Probabilistic 3D Multilabel Real-time Mapping for Multi-object Manipulation
This work addresses the need for efficient and accurate 3D mapping in robotics for handling multiple objects in cluttered settings, representing an incremental advancement over previous single-label methods.
The paper tackles the problem of real-time 3D multilabel object mapping for multi-object manipulation, achieving a 40-96% relative improvement over conventional methods in segmentation accuracy and enabling successful robot recognition (86.9%) and manipulation (60.7%) in occluded environments.
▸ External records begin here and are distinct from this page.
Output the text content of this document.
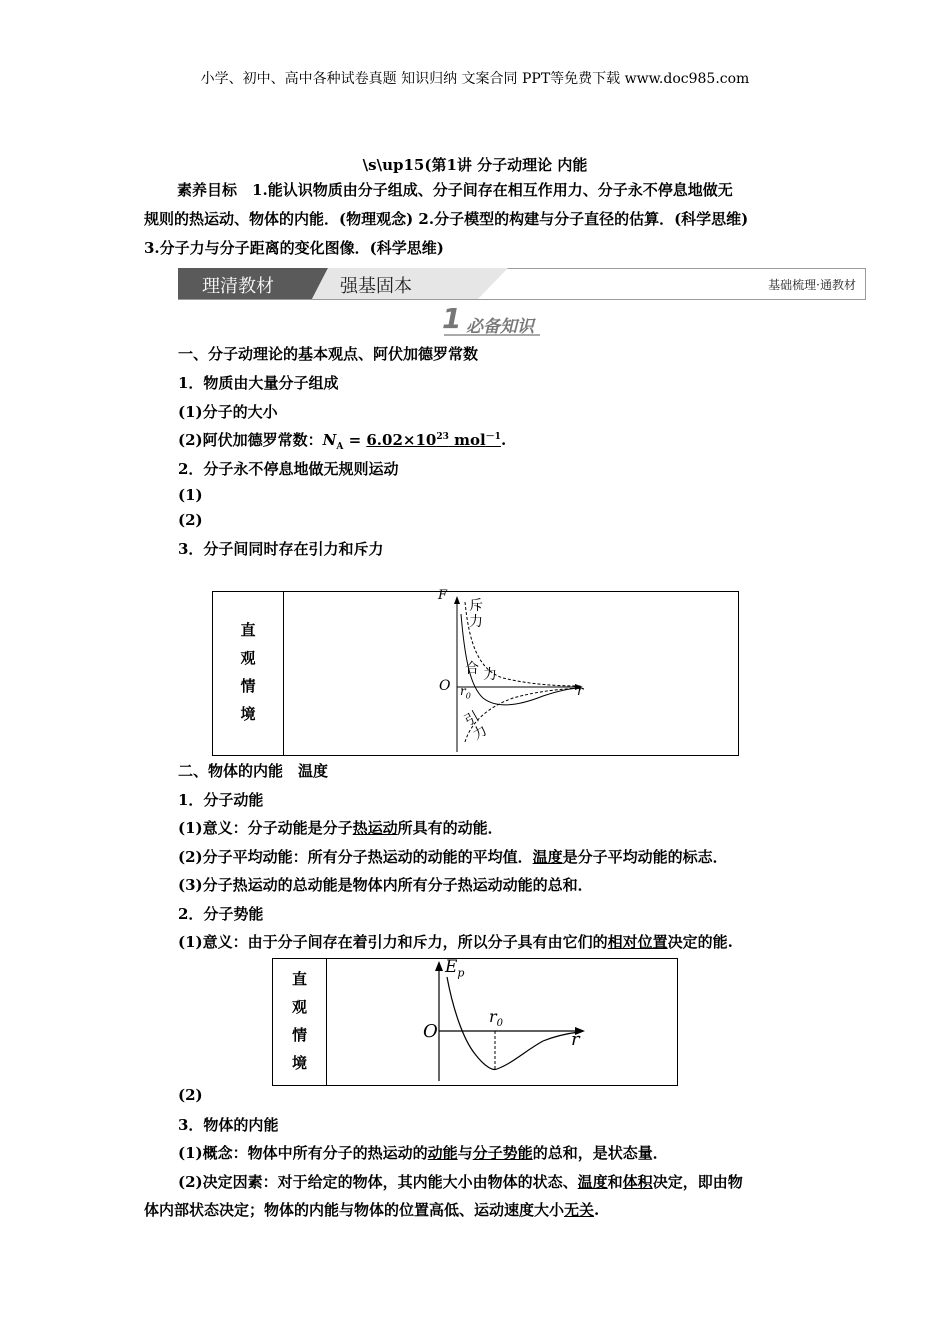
小学、初中、高中各种试卷真题 知识归纳 文案合同 PPT等免费下载 www.doc985.com
\s\up15(第1讲 分子动理论 内能
素养目标　 1.能认识物质由分子组成、分子间存在相互作用力、分子永不停息地做无
规则的热运动、物体的内能．(物理观念) 2.分子模型的构建与分子直径的估算．(科学思维)
3.分子力与分子距离的变化图像．(科学思维)
理清教材	强基固本	基础梳理·通教材
1 必备知识
一、分子动理论的基本观点、阿伏加德罗常数
1．物质由大量分子组成
(1)分子的大小
(2)阿伏加德罗常数：$N_A = 6.02\times 10^{23}$ mol$^{-1}$.
2．分子永不停息地做无规则运动
(1)
(2)
3．分子间同时存在引力和斥力
直
观
情
境
F
O $r_0$	r
斥
力
合 力
引
力
二、物体的内能　温度
1．分子动能
(1)意义：分子动能是分子热运动所具有的动能．
(2)分子平均动能：所有分子热运动的动能的平均值．温度是分子平均动能的标志．
(3)分子热运动的总动能是物体内所有分子热运动动能的总和．
2．分子势能
(1)意义：由于分子间存在着引力和斥力，所以分子具有由它们的相对位置决定的能.
直
观
情
境
$E_p$
O
$r_0$
r
(2)
3．物体的内能
(1)概念：物体中所有分子的热运动的动能与分子势能的总和，是状态量．
(2)决定因素：对于给定的物体，其内能大小由物体的状态、温度和体积决定，即由物
体内部状态决定；物体的内能与物体的位置高低、运动速度大小无关.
Probabilistic 3D map has been applied to object segmentation with multiple camera viewpoints, however, conventional methods lack of real-time efficiency and functionality of multilabel object mapping. In this paper, we propose a method to generate three-dimensional map with multilabel occupancy in real-time. Extending our previous work in which only target label occupancy is mapped, we achieve multilabel object segmentation in a single looking around action. We evaluate our method by testing segmentation accuracy with 39 different objects, and applying it to a manipulation task of multiple objects in the experiments. Our mapping-based method outperforms the conventional projection-based method by 40 - 96\% relative (12.6 mean $IU_{3d}$), and robot successfully recognizes (86.9\%) and manipulates multiple objects (60.7\%) in an environment with heavy occlusions.